In the past few years there has been tremendous advancement in key augmented / 3D / AR / VR elements of the metaverse, enabling shopping tools that were previously the stuff Back to the future part 2. Several well-known retailers have developed apps that enable their customers to see their clothes (or products) on themselves or in their home. Buying furniture takes on a whole new dimension with a virtual in-home layout experience that does not require a trip to the branch.

The e-commerce space has of course received a heavy dose of adrenaline during the pandemic. New VR and AR technologies will be an even more important tool for retailers to leverage the e-commerce space for a highly robust “omnichannel” shopping experience that brings together the physical and digital world of consumers.

A couple of final thoughts

It is clearly true that pretty much every major tech player wants to “own” their unique piece of the metaverse, not just Microsoft and Facebook. Regardless of who the actual winners are for me, the Metaverse has profound benefits for everyone. It can enable more imaginative problem solving in various industries such as healthcare, education, life sciences, architecture, e-commerce, and construction.

Unfortunately, the entertainment implications of the metaverse tend to be bright, shiny objects that distract mainstream audiences from understanding its real productivity and efficiency edge potential. Landing a spacecraft on Mars with Oculus glasses can be cool. Still, it pales in comparison to the social benefits of having a surgeon perform virtual heart surgeries from thousands of kilometers away.

Like all new technologies, the metaverse will inevitably have some ugly drawbacks: general addiction, loss of time, and inability to see the real and virtual worlds, to name a few.

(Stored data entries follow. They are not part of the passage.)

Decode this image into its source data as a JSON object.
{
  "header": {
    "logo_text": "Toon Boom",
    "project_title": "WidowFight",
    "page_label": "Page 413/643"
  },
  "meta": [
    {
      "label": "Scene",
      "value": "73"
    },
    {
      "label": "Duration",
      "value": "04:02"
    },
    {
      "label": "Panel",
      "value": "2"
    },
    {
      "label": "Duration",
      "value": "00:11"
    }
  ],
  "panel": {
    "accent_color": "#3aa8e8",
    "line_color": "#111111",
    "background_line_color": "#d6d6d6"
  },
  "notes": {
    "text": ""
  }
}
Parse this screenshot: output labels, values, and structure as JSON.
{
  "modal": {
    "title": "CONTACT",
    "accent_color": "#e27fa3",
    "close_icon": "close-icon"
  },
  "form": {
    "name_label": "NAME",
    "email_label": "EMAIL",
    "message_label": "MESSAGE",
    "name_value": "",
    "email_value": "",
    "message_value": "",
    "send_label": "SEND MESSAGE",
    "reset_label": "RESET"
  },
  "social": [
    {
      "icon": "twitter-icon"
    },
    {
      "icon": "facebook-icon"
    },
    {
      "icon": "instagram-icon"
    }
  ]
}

It takes a broader technology discussion to openly discuss these issues as they inevitably become more acute as metaverse-related technology becomes more robust.

But you could associate these risks with any new technology, be it the rise of the internet, smartphones or gaming. The bottom line is that the metaverse will have great significance for the vast majority of people in the next few years, even if the usage models are not entirely obvious to the average person. We hope the benefits it creates will more than make up for the disruption it causes.

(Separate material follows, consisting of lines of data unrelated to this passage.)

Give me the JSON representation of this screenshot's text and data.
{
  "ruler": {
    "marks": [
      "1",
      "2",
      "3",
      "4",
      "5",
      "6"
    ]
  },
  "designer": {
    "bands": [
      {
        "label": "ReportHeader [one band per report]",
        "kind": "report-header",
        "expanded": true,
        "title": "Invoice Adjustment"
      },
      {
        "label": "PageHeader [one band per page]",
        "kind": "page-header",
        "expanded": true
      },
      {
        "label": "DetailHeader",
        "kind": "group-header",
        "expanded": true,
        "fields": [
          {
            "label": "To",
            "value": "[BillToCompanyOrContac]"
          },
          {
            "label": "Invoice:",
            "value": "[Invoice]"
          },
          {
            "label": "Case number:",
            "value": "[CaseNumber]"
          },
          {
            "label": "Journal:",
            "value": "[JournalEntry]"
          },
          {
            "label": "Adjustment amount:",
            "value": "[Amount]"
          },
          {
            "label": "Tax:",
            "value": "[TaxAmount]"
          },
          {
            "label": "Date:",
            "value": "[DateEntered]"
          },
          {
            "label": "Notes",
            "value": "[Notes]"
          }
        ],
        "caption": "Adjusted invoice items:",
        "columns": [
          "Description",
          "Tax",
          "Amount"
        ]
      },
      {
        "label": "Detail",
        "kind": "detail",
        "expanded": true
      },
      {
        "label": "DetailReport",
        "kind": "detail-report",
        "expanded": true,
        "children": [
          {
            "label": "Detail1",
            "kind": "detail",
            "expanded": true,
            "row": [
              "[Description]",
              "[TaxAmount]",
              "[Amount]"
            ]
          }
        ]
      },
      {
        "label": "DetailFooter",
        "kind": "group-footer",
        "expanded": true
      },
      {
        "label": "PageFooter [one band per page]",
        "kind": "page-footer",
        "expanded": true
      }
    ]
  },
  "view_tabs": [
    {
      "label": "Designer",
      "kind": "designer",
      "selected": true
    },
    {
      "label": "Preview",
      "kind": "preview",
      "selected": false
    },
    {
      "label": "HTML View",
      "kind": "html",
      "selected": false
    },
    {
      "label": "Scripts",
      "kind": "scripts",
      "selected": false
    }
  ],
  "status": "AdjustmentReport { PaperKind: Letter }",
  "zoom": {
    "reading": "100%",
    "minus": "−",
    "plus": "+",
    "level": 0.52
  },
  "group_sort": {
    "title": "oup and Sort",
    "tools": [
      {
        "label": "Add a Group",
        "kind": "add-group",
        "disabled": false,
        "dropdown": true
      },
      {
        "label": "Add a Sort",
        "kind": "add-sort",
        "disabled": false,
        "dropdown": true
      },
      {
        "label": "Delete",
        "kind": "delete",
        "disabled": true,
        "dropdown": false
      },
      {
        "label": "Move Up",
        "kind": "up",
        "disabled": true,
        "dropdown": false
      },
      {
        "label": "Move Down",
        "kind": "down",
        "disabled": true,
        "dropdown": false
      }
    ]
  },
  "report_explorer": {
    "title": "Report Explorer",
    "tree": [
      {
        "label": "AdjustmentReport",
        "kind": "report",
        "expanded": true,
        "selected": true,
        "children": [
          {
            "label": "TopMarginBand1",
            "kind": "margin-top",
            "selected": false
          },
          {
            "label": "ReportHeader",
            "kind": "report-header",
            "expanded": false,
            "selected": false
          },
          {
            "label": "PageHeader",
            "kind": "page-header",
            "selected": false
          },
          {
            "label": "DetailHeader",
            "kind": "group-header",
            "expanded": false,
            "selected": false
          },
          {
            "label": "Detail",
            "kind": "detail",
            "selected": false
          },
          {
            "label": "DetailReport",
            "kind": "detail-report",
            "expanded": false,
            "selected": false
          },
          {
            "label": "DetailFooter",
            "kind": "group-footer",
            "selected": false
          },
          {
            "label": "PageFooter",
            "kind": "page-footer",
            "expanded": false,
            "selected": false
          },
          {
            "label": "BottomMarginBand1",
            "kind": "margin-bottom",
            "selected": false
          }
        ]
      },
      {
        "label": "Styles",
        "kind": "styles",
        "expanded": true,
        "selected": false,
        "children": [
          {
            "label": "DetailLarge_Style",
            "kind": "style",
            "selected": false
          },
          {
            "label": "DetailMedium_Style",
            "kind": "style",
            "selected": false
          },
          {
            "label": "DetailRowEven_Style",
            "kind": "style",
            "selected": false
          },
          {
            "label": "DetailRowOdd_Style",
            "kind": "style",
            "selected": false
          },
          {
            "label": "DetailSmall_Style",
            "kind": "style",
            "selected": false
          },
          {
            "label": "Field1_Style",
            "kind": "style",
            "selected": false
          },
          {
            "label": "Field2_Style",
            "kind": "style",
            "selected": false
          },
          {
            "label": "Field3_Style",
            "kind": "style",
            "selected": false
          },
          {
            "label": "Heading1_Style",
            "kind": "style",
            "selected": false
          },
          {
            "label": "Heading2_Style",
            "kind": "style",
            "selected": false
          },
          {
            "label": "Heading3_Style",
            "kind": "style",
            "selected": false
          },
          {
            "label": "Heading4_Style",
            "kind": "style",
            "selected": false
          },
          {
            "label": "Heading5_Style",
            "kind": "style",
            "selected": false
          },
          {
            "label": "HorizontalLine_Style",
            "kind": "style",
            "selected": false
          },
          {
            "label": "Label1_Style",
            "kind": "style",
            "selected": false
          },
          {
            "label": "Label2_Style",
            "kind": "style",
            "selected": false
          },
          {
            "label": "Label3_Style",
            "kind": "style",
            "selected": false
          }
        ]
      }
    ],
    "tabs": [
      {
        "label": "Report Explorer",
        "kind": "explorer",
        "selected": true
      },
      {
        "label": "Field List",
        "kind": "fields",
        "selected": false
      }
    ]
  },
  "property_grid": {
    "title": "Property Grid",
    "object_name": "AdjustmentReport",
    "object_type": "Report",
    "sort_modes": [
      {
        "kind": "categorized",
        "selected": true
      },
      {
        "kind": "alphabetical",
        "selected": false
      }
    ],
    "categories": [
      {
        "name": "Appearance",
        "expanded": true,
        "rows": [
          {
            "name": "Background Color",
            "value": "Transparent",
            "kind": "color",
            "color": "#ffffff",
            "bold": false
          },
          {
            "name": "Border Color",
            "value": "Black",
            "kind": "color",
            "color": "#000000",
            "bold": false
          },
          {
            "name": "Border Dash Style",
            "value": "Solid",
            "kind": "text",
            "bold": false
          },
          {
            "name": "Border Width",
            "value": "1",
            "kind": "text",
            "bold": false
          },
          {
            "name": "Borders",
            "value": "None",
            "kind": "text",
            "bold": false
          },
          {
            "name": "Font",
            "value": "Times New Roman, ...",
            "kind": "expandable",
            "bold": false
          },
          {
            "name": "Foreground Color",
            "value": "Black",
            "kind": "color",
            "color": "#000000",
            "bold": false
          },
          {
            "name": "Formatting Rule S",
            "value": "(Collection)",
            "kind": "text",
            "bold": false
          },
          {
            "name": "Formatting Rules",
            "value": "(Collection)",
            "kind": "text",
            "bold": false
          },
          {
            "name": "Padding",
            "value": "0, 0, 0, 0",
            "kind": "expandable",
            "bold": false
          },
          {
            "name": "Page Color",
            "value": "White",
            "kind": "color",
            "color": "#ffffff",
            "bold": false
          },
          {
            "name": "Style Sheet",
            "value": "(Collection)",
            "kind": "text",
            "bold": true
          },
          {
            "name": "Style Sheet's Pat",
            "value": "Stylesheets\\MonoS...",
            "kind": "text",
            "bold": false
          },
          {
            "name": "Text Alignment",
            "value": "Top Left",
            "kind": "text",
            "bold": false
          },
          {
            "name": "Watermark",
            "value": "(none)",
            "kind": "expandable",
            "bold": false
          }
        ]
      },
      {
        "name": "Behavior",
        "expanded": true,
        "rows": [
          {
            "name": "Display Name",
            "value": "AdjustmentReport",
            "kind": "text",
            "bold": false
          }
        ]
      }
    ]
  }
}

Mark Vena is President and Principal Analyst at SmartTech Research, based in Silicon Valley. A technology industry veteran for over 25 years, Mark covers a wide range of consumer technology topics including PCs, smartphones, smart home, connected health, security, PC and console gaming, and streaming entertainment solutions. Mark has held senior marketing and corporate management positions at Compaq, Dell, Alienware, Synaptics, Sling Media, and Neato Robotics. Mark has appeared on CNBC, NBC News, ABC News, Business Today, The Discovery Channel, and other media outlets. Mark’s analysis and comments have appeared on Forbes.com and other popular business news and research sites. His comments on consumer tech have appeared repeatedly in the Wall Street Journal, New York Times, USA Today, TechNewsWorld, and other news publications.

Like all research and technology analyst firms, SmartTech Research offers or has provided paid services to technology companies. These services include research, analysis, advice, consulting, benchmarking, acquisition or lecture sponsorship. Companies mentioned in this article may have used these services.